The Vice President is conflating Internet connectivity with underlying network ownership -  the two are related but not in the way he implies.

When he speaks of “Cloud computing, 5G networks, the internet of things, big data” he speaks of inherently Internet applications or (in the case of whatever 5G is) supporting services. These all rely on an ‘open’ Internet and will continue to do so.  No ‘cloud computing’ play is going to be built on a single telco infrastructure, for instance; Internet of Things and Big Data are both totally reliant on end-to-end Internet connectivity to function.

And up there at layer 3  the Internet isn’t compromised by there being ‘too many players’ or a ‘fragmented’ network environment’ either. Far from it. You can make a powerful argument that the Internet has always functioned best and been most competitive when there are a diversity of competing underlying network players to make it hum, both in the core and, certainly, on the access network.

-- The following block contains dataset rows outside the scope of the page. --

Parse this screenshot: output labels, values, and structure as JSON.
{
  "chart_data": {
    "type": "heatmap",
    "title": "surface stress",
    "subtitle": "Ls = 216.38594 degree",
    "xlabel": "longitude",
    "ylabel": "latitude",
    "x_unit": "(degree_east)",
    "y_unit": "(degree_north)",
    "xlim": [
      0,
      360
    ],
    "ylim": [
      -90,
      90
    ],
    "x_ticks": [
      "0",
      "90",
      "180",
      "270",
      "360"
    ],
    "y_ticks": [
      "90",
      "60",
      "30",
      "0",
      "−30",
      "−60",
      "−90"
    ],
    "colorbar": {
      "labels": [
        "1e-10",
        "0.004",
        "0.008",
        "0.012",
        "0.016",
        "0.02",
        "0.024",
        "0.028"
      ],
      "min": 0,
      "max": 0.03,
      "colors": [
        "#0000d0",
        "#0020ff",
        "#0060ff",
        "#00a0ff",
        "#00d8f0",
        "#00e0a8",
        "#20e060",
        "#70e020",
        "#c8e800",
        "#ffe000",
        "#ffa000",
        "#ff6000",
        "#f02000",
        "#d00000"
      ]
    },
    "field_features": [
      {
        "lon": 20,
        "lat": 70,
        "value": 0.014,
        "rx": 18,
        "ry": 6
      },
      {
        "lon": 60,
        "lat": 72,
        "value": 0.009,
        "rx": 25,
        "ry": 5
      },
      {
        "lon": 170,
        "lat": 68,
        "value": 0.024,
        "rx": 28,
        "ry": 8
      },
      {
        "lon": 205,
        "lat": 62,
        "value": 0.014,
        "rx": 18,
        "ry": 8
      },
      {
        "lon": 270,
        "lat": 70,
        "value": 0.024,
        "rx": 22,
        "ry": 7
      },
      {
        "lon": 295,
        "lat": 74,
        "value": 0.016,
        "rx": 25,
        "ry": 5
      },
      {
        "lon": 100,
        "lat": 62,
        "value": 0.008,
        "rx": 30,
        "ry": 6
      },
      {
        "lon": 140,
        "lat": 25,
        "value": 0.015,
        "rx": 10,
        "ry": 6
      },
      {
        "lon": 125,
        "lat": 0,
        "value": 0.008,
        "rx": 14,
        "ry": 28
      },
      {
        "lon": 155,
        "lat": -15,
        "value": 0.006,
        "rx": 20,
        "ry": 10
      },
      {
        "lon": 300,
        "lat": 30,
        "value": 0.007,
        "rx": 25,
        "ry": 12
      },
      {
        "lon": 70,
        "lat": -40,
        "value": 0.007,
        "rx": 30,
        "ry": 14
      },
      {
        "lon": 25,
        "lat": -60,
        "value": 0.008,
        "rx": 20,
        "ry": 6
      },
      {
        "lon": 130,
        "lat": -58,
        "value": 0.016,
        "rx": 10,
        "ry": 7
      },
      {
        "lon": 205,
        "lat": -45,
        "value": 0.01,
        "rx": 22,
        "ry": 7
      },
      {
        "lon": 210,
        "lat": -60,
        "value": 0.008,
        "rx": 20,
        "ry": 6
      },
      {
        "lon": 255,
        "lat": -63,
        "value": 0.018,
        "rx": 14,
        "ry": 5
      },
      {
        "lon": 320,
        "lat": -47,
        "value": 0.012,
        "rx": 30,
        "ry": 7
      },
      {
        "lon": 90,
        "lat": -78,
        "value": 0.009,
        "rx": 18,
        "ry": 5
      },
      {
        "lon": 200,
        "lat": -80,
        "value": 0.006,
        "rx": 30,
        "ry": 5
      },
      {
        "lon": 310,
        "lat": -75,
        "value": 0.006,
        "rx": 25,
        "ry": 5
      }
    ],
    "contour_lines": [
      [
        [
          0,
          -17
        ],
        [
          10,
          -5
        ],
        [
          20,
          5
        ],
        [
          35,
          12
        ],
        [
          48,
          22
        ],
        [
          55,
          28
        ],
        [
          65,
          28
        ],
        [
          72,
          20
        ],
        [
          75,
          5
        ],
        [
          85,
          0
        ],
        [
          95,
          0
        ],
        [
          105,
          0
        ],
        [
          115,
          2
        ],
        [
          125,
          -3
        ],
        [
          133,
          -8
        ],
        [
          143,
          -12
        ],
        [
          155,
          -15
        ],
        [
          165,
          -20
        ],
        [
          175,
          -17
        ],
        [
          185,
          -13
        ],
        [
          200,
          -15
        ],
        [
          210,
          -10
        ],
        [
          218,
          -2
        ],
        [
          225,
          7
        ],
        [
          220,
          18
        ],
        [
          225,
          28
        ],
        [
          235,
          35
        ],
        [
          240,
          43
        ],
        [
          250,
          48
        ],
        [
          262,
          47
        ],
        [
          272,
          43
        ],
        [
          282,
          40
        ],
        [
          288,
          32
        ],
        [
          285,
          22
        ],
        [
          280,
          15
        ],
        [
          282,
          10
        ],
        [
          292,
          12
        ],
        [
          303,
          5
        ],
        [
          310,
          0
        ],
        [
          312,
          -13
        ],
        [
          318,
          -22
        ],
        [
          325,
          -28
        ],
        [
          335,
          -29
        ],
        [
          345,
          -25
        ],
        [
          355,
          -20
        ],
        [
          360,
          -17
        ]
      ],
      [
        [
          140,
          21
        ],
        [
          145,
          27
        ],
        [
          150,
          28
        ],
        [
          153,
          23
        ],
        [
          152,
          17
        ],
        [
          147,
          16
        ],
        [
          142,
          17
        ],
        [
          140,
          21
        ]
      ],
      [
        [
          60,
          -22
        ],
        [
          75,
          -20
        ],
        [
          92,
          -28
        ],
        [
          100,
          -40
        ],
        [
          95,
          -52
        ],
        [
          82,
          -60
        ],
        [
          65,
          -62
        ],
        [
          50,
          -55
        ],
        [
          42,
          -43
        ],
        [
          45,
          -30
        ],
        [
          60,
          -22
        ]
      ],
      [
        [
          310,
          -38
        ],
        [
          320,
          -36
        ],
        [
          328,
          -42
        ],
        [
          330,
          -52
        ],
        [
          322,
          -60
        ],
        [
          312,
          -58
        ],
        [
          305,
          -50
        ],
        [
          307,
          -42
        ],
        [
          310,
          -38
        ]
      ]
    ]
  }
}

So what about Europe's underlying infrastructure. Are there too many networks? Do they need to be consolidated? Not if you’re thinking about the competitive health of the Internet running across the top, which the VP, through his examples of what he wants to see encouraged, seems to be doing.

Then there is the question of the single digital market  -  a laudable aim and one that would clearly bring advantages of scale to someone, but one where the barriers are surely cultural and political, not technical and infrastructure-related.

“You know the numbers,” said Ansip. “Only 14 per cent of small and medium-sized businesses use the internet to sell online. Only 12 per cent of European consumers shop across borders.”

The first number represents, if it represents anything, the failure of the existing telcom providers to meet needs or provide relevant service offerings, on average, across Europe. Why making these providers larger and less close to their customers is going to address this problem is hard to see. I should have thought focused local providers would be in a better position to coax small, probably uni-lingual businesses online.

Shopping across borders. Well there may be lots of bureaucratic barriers here and it will be laudable if they are chopped down, but again Ansip is conflating non-network factors with supposed existing network limitations. If there is very little cross-border retailing going on in Europe over the Internet, it’s not because of any connectivity problems. In fact some retailers expend a lot of energy trying to geo-isolate their customer segments simply because the open Internet (left alone) already creates the borderless nirvana (but not for them) that Ansip claims to be trying to grasp.

So why?  

“Seamless communications and online access,” says Ansip. “Fast, reliable, secure connectivity – everywhere. We need it for Europe's competitiveness and to improve the provision of public services. This is why the Telecoms Single Market package is so important. It is designed to stimulate and attract the investment that Europe's telecoms sector needs.”

Ah! It’s the telco lobby. In the US the demand is for an end to net neutrality, here in Europe it’s a quest for the right to consolidate down to a comfortable few players so that fatter profits can be made. “Without that.” the line almost certainly goes, “we couldn’t possibly make out an investment case to our shareholders.”